Whatever name he goes by, he’s at a crossroads.

“If I can’t find that happy medium, I might have to go away for a little bit,” Ziggler said on an interview with The Chad Dukes Wrestling Show on Monday, explaining why he hasn’t re-signed with WWE, with an offer on the table.

Ziggler, who turns 35 on July 27, has branched out into standout comedy with good reviews and some success, and those good reviews and success have him trying to launch himself into acting, much the same way he might famously launch himself into selling an opponent’s belly-to-back suplex.

It’s not a bad move at all, even with Ziggler, in his mid-30s, entering the prime payout years of his wrestling career. The next three to five years could be very lucrative for Ziggler in pro wrestling, but when he turns the page to his forties, well, the writing is on the wall as far as that is concerned.

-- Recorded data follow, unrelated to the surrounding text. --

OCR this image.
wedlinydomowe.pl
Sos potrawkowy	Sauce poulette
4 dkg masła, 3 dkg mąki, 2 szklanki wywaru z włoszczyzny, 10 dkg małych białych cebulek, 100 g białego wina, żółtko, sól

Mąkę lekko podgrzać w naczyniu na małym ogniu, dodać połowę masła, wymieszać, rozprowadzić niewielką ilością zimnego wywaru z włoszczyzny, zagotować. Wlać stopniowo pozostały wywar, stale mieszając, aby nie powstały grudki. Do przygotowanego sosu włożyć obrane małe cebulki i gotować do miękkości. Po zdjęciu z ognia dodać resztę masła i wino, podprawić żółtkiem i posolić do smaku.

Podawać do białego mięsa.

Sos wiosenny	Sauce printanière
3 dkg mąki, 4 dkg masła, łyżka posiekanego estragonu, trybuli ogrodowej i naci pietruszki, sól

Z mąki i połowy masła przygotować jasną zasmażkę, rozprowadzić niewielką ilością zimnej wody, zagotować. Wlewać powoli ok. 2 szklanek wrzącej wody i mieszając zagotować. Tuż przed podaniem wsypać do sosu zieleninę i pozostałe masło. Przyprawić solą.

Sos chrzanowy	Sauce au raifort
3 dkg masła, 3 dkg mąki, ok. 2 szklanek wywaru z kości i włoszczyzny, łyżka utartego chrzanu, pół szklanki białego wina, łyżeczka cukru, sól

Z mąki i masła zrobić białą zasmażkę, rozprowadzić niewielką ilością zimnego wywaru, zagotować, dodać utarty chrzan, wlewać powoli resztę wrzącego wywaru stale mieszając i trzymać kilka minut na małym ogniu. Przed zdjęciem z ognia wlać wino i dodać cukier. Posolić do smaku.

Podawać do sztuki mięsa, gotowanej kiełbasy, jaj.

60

One can overstay the welcome in the wrestling business, and end up working legends shows in high-school gyms in the declining years.

It’s a good time for Ziggler to be thinking this way, too, because as talented as he has proven to be in the ring and backstage for WWE in recent years, he has never really gotten the push that you’d have expected when he first broke into the mid-card four years ago, in part because of setbacks related to a series of concussions that put him on the shelf a couple of times.

But Ziggler seems to have overcome the injury bugs that had held him down, and even had a nice moment late last year, getting the decisive pinfall to defeat The Authority at Survivor Series.

Since then, though, Ziggler has been an afterthought, relegated to the lower half of the mid-card, putting on solid TV matches that nobody otherwise has any reason to care about.

So Ziggler could use the nibbles he’s getting from Hollywood to negotiate a new contract and a push back toward the main event. Though you have to wonder if the ship has already sailed in that respect for Ziggs.

“I love WWE, and I can’t picture myself wrestling somewhere else, but it’s also becoming now where that Wednesday and Thursday, I can’t just do that and get some outside live events for comedy and different movie and television options, which would only be to promote myself as a WWE superstar, to make myself a bigger star so I can advance more in WWE,” Ziggler said told Dukes.

“What I wanna do is make myself a bigger asset to WWE. If it involves leaving, that would crush me but it might,” Ziggler said.